Yesterday when I watched ABC’s This Week and heard Dr. Lawrence Summers, former Director of the Obama Administration’s National Economic Council, characterize the economy as on the right track&148; I nearly flipped my lid. This was, apparently, a reaction by him to the recent BLS report that stating that the economy had created 243,000 jobs in January and that the unemployment rate had declined to 8.3%. That put me, essentially, in agreement with Paul Krugman, something that occurs two or three times a year:
In a better world — specifically, a world with a better policy elite — a good jobs report would be cause for unalloyed celebration. In the world we actually inhabit, however, every silver lining comes with a cloud. Friday’s report was, in fact, much better than expected, and has made many people, myself included, more optimistic. But there’s a real danger that this optimism will be self-defeating, because it will encourage and empower the purge-and-liquidate crowd.
That’s just about where my agreement ended, however.
If you believe the BLS report, something which IMO requires a nearly superhuman suspension of disbelief, the number of jobs created exceeded the number of jobs required just to keep up with the natural increase by just 120,000. At that rate, sustained continually every month, it would take roughly eight years to put all of the people who are still looking for jobs back to work. Further, virtually all of the decline in the unemployment rate is due to people giving up looking for work. If the number of people looking were the same as it was just two years ago, the unemployment rate would be over 9%.

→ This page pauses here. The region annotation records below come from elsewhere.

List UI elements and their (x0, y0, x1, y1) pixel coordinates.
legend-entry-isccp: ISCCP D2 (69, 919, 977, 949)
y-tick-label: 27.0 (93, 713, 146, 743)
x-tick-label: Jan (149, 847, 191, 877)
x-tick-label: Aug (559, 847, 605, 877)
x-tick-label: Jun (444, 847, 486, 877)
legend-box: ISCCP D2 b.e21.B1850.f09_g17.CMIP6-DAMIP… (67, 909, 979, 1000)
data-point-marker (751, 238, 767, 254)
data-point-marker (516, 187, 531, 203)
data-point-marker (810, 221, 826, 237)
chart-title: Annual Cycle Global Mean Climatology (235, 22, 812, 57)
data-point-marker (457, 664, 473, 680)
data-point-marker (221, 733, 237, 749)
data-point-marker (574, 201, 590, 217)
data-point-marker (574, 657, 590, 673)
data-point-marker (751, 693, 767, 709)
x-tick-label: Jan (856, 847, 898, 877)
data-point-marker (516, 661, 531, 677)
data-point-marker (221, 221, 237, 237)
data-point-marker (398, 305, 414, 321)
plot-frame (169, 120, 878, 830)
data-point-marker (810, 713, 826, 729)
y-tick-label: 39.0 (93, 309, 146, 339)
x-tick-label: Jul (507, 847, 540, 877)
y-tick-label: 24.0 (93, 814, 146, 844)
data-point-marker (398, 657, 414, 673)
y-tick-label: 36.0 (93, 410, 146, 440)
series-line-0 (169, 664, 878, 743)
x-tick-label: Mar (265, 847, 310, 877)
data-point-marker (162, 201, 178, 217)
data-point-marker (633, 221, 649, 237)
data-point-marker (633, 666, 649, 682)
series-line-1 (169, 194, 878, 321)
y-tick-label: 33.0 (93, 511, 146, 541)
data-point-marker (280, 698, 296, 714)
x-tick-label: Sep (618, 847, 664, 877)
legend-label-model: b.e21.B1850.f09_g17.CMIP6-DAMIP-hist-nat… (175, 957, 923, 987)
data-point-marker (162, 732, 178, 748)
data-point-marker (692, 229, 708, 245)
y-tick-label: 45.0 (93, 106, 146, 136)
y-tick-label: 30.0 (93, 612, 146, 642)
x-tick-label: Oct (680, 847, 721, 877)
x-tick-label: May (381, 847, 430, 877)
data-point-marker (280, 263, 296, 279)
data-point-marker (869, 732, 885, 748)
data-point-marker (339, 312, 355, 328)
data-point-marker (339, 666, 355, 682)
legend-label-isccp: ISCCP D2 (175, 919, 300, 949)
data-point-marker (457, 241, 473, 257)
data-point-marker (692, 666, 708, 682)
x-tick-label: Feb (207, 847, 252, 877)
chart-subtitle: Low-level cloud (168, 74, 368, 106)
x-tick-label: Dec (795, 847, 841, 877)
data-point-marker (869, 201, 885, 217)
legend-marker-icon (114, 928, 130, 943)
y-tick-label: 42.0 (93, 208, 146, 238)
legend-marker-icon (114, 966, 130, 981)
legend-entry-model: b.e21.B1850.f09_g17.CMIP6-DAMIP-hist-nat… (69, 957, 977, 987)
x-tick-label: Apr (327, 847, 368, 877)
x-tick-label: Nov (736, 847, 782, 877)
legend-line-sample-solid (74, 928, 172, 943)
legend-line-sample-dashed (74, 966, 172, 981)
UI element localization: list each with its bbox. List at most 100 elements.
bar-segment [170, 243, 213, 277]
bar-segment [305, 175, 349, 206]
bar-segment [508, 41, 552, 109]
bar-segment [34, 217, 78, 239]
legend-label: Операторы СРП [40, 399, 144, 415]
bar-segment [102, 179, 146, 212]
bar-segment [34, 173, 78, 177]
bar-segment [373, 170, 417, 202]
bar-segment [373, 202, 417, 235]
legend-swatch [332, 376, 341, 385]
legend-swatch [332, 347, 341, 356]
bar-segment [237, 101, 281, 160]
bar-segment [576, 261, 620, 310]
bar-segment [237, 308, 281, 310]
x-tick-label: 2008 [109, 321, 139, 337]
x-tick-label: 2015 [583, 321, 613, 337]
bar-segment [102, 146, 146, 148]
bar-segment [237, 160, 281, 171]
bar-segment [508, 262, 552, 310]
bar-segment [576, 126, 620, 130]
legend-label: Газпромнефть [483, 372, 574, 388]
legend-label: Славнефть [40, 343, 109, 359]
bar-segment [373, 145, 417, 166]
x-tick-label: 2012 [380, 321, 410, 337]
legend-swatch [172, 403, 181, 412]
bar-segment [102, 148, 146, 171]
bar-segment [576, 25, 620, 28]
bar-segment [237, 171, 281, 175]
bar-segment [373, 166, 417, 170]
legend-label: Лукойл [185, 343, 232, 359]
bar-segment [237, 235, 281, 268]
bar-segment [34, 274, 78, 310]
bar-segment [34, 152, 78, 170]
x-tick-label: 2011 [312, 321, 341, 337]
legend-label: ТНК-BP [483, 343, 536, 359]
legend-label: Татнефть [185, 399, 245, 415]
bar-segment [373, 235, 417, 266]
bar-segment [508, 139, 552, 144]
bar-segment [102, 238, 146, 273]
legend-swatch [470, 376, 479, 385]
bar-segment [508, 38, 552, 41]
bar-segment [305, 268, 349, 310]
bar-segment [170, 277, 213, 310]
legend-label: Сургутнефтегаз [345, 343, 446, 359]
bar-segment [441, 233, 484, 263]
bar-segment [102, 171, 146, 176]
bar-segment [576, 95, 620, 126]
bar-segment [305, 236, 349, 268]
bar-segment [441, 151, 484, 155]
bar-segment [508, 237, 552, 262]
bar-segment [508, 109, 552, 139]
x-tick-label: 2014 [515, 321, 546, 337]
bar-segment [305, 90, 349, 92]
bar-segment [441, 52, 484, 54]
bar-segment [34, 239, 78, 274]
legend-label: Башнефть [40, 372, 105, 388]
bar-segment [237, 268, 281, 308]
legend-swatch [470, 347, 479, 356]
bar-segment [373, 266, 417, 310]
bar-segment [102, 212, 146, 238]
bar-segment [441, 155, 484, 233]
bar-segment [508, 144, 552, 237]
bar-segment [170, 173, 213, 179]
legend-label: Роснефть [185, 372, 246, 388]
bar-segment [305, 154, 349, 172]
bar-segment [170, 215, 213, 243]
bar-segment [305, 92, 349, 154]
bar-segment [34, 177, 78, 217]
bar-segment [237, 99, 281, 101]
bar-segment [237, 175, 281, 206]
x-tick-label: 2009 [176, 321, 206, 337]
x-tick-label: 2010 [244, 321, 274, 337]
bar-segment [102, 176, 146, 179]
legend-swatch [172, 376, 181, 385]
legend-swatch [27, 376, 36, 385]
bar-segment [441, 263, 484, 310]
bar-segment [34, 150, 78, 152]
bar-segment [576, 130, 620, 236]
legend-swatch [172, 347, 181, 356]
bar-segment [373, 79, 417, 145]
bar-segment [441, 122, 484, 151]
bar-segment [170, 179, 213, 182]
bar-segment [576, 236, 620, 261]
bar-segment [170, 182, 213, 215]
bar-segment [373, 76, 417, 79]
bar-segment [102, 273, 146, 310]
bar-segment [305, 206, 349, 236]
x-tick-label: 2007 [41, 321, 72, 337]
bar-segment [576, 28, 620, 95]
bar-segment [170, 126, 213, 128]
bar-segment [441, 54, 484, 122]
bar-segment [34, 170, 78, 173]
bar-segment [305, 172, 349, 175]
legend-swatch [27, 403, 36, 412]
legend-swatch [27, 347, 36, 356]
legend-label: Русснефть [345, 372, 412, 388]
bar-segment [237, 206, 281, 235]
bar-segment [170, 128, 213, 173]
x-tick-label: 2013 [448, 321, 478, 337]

In response to Dr. Krugman’s remarks on the sustainability of the growth, two points. First, the BLS always reports high job growth in January. It’s an artifact of their reporting system. Second, if housing prices actually started to rise, something I don’t anticipate for a number of years, a flood of houses would come back onto the market, increasing the overhang. We wouldn’t see a spate of new construction.
We are not on the right track. Claiming we are is as feckless and poorly advised as saying you don’t care about the poorest people.
Bruce Krasting saw the problem, too:
Larry Summers is a possible candidate as the next Treasury Secretary. He has all the credentials. He knows where the bathroom is; he’s had the job before. But he blew it on the issue of what happened to the LFPR this month. He gave the wrong answer, with 10mm people watching.
Let me add one observation: the decline in the labor force participation rate is extremely bad news on many grounds. One of the grounds rarely mentioned is the impact on revenue. With income falling (as it has) and the LFPR falling (as it has) that means that the federal government won’t see revenues return to their 2007 levels for a long, long time. That means that, absent a sudden unlikely spasm of frugality, we’ll borrow more and pay more interest than we otherwise would have done. In particular, the Social Security Trust Fund will go into the red years ahead of schedule.
Barry Ritholtz responds to the naysayers on the most recent BLS report:
Ignore the economic foolishness of the biased political hacks and perma-bears. If you want an excuse to be cautious on the markets, then look at the mixed earnings near a cyclical peak, the overbought condition of indices, and the headaches in Europe. There are always plenty of reasons to be concerned and worried — but the January NonFarm payrolls isn’t one of them.
To restate my position: of course 243,000 more jobs is better than 120,000 new jobs and an unemployment rate of 8.3% is better than one of 8.6%. Consequently, the January report is a good one. I’m uncomfortable with the BLS’s various fudge factors; I wish there were more transparency than there is and even the BLS itself admits to problems with the birth-death model. I’m dismayed with the decline in the LFPR.